Poseł Matecki dzień wcześniej (przed zatrzymaniem) był w prokuraturze ze szczoteczką do zębów i zapasowym zestawem kalesonów oraz żonobijek (aha, pilne zadanie dla chłopców i dziewczynek z ABW, sprawdzić czy aby przypadkiem poseł nie bije regularnie żony: swojej lub obcej), ale prokurator czasu nie miał, zarobiony był, a tak w ogóle to się na sprawie nie znał. Zamknął się biedaczysko w toalecie i szukaj wiatru w polu. Znaczy się jakaś wyjątkowo bystra sztuka z tego prokuratora jest. Taki człowiek to istny skarb i jeszcze w przyszłości może się przydać, gdy trzeba będzie kogoś nie aresztować.
Tak więc posła Mateckiego odprawiono z kwitkiem i ten zamiast zeznawać o swych licznych „zbrodniach” w prokuraturze pojechał do TV Republika, gdzie godzinami „zeznawał” przed kamerami. „Zeznawał” za okratowanymi i wzmocnionymi ryglami drzwiami, które red. Sakiewicz zainstalował na wypadek próby nagłego wtargnięcia przez…nie, nie przez bandytów, ale właśnie przed gwałtownym najściem osiłków z ABW. Śmieszności w tej historii jest więc co niemiara. Na drugi dzień poseł Matecki wsiadł (jak gdyby nigdy nic) do samochodu i ruszył w stronę warszawskiej prokuratury, a nuż trafi na człowieka, który sprawę – chociaż pobieżnie – zna, a drogi do toalety nie. Niestety, do prokuratury poseł Matecki o własnych siłach nie dotarł! Drogę zastąpiły mu dzielne byczki z ABW, w jakże niezwykle twarzowych kominiarkach, którzy wyciągnęli posła PiS z samochodu i uprowadzili w nieznanym kierunku.
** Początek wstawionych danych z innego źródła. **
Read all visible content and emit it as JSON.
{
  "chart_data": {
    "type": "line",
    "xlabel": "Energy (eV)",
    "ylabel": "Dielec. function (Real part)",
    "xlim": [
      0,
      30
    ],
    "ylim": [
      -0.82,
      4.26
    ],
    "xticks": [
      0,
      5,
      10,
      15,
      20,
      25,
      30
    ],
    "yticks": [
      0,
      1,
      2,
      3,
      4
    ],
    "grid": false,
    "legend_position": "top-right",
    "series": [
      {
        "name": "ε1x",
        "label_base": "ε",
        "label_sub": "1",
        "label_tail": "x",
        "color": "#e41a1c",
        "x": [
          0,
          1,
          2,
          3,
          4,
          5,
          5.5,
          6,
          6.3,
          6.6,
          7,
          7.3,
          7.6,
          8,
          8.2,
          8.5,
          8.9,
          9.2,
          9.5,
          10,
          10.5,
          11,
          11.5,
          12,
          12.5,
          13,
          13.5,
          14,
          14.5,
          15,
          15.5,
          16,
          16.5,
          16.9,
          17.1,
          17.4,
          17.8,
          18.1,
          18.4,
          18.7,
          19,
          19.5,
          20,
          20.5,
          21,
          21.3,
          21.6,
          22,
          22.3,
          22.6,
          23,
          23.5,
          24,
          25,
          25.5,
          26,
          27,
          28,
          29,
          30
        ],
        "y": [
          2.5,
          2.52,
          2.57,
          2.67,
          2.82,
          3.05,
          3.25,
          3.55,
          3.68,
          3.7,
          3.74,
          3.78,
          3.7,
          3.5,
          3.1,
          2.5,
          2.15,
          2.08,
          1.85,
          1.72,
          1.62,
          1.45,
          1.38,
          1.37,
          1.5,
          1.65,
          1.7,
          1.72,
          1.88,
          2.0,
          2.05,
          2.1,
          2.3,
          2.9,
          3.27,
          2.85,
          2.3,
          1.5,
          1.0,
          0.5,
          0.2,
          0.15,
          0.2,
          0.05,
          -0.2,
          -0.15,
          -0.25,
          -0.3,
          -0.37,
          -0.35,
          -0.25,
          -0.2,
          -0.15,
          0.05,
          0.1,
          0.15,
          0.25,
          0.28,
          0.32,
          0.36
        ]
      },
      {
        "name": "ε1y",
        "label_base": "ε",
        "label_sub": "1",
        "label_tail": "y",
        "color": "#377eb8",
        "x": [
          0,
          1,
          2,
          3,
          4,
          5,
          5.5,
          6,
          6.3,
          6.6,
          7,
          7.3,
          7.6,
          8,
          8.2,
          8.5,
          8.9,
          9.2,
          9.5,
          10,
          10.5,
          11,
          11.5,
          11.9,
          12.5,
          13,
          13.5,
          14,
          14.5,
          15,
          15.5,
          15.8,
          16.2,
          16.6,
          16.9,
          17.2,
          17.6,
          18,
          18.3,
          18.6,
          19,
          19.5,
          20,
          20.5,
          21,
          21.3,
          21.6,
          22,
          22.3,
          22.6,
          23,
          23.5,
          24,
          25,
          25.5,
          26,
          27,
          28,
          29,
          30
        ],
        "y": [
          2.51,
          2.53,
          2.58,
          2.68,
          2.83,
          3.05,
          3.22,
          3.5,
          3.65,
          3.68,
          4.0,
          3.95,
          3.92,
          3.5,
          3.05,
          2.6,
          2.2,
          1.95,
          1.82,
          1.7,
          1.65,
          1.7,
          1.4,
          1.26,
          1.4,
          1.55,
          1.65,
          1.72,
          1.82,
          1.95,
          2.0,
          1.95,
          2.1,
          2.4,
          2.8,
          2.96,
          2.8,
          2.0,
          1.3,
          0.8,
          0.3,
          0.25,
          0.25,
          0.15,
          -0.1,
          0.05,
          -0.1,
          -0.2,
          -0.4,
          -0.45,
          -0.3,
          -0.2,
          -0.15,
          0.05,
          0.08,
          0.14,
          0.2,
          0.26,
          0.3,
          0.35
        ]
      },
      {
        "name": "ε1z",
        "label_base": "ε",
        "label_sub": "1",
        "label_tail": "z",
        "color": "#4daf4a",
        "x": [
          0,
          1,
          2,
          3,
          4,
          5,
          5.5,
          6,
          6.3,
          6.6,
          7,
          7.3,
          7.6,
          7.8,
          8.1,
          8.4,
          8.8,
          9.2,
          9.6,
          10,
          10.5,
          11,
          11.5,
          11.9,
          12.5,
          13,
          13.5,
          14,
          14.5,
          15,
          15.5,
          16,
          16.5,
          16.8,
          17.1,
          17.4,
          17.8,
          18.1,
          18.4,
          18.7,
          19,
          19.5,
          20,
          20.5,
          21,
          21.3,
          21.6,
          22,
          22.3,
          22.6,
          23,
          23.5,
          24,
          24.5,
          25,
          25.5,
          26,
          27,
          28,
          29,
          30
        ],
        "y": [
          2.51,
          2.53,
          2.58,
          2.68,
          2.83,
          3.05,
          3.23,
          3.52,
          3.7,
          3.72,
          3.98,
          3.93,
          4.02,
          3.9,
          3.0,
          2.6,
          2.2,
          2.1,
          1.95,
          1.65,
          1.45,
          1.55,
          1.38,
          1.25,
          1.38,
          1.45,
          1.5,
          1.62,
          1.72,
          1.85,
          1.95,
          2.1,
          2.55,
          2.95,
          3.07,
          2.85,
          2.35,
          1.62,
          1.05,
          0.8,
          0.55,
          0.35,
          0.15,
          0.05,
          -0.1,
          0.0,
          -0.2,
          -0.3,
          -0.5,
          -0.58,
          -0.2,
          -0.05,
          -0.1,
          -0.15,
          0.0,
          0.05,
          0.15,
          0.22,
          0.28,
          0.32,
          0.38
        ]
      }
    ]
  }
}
Aż miło było patrzeć na tę całą akcję, bo człowiek (na własne piękne oczęta) widzi, na co idą jego ciężko zarobione pieniądze! Na circus, na Circus Maximus.
Teraz zapewne posła Mateckiego gdzieś tam grilują i opiekają na wolnym ogniu, by wyjawił wszystkie grzechy dzieciństwa i liczne przestępstwa popełnione (lub nie) w zbrodniczej formacji, która dla niepoznaki nosi nazwę „Prawo i Sprawiedliwość”. I na koniec mam pytanie do pana posła Czarnka, czy aby na pewno chce nadal zawiązywać koalicję z ZSL-em, które żyruje tan cały bur…, znaczy się dom uciech?